At least a couple of times every week I get asked, “How do you listen to
people all day and not be a wreck about it?”
In fact, it was one of the things I worried about the most when I was
studying to become a psychologist. Earlier
in my career, I wasn’t totally sure WHY I wasn’t “bringing my work home with
me,” but I was pretty grateful that it wasn’t happening. It really is this strange thing about working
in my field—being exposed to traumatic material and not being traumatized by it. After more than 15 years in the industry, I
think I finally have some good answers.
For starters, I feel really lucky to have my job. Every day, people work up the courage to come
and see me and share with me some of the worst, most painful parts of their
lives. They don’t do that with just
anyone. I am rewarded daily with this
kind of trust and respect. It really blows
me away to get to be a meaningful part of someone’s struggles. Feeling lucky to be in this position helps,
as it keeps me wanting to do things that will allow me to work forever.
I also discovered pretty early on that if I don’t fill my outside-of-therapy
life with something interesting, I’m going to end up making the people that see
me the centre of my universe. This may
sound like a good thing on the surface, but what inevitably happens to
therapists who make their patients their entire world is that they end up—inadvertently—using
their patients to meet their own emotional needs. Yuck. That’s
the opposite of what we sign up for as therapists, and certainly isn’t good
care. So having a full social life and
good connections of my own lets me really focus when I’m at work.
Most importantly, and perhaps the centre of really what lets me be good
at what I do, is the recognition that while folks come to see me and unburden
their worst memories and experiences, I can be totally immersed in it during
our work together, but I get a break from it when my patient leaves the office.

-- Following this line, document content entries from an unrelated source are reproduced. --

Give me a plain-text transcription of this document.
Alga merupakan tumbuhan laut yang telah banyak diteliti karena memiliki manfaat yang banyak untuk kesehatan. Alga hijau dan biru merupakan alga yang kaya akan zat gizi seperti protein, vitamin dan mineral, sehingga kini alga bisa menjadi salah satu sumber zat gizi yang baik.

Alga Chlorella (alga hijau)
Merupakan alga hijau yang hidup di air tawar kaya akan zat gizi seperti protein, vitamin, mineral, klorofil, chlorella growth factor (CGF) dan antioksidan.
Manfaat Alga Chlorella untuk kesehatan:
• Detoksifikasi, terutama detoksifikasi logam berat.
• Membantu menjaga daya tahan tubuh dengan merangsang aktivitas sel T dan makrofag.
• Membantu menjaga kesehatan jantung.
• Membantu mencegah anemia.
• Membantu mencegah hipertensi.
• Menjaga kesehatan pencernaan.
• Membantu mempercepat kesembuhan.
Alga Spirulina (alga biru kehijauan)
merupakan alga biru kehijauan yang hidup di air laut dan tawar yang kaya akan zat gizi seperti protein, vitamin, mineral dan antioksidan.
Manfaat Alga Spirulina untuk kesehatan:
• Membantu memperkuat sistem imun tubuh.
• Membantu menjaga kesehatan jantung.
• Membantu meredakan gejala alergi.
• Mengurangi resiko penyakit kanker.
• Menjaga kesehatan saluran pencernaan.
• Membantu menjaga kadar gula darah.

Patients don’t get the same kind of
breaks. When people come to see me, they
struggle not only during our therapeutic hour, but at all kinds of other times,
too. And their difficulties impact them
in other areas of their lives, creating further problems. So it’s much easier for me to focus on
something for a therapeutic hour, because in the end, I know I can be helpful,
and the impact on me is peripheral, whereas the impact on my patient is
enormous. Being able to have a different
perspective frees me up to connect emotionally with the people I see, as well
as help them figure out what might be helpful.
Every now and again I do get a bit stuck—something someone says lingers
with me a little longer than usual. It’s
not common, but it happens. I’ve come to
discover over time that the good news about this is that I have time—therapy is
a relationship, and in therapeutic relationships there tends to be trust and
usually another scheduled appointment in the not-too-distant future. Knowing that it isn’t possible for me to have
everything figured out right away allows me to use more of my skills and
experiences in service to my patients.
Knowing that there is usually at least a little more time, I can spend
my outside-of-therapy time on other things.
There are lots of reasons why people don’t always share some of the
worst things in therapy—they aren’t ready yet, they aren’t sure if it’s REALLY
safe to trust, they are distracted by more pressing concerns. The thing I find the most surprising,
however, is when people tell me that they don’t want to tell me things out of a
sense of trying to protect me. This is
the great thing about perspective and having time—I don’t need protecting from
the horrific stuff. And so while I’m
touched that a patient is connected enough to think about whether or not their
story will pollute my brain, I feel like I need a t-shirt with “No, I GOT
this!” emblazoned on the front. Because
I love my job, because I have a full life, because I didn’t live what you’re
living and because I know I have time, you can’t really hurt me with what
you’re sharing. I don’t take it home
with me. I hold on to your stuff very
lovingly, and leave it where it belongs until you’re ready to take some of it
back—I leave it in my office. In my
office with my Freud doll and my emotional landscape art, and where we can look
at it together. I have a job where I get
to care for and about people, so I can hear and hold on to your very heavy
burdens because they are not weighing me down.
They don’t weigh the same on my shoulders as they do yours.
Obviously, saying all of this to someone who is casually asking, “How do
you do this all day?” is not realistic or even a reasonable use of our time. The answer I usually give, which is much less
elaborate but certainly still true is, “I absolutely love what I do. That makes it easier.”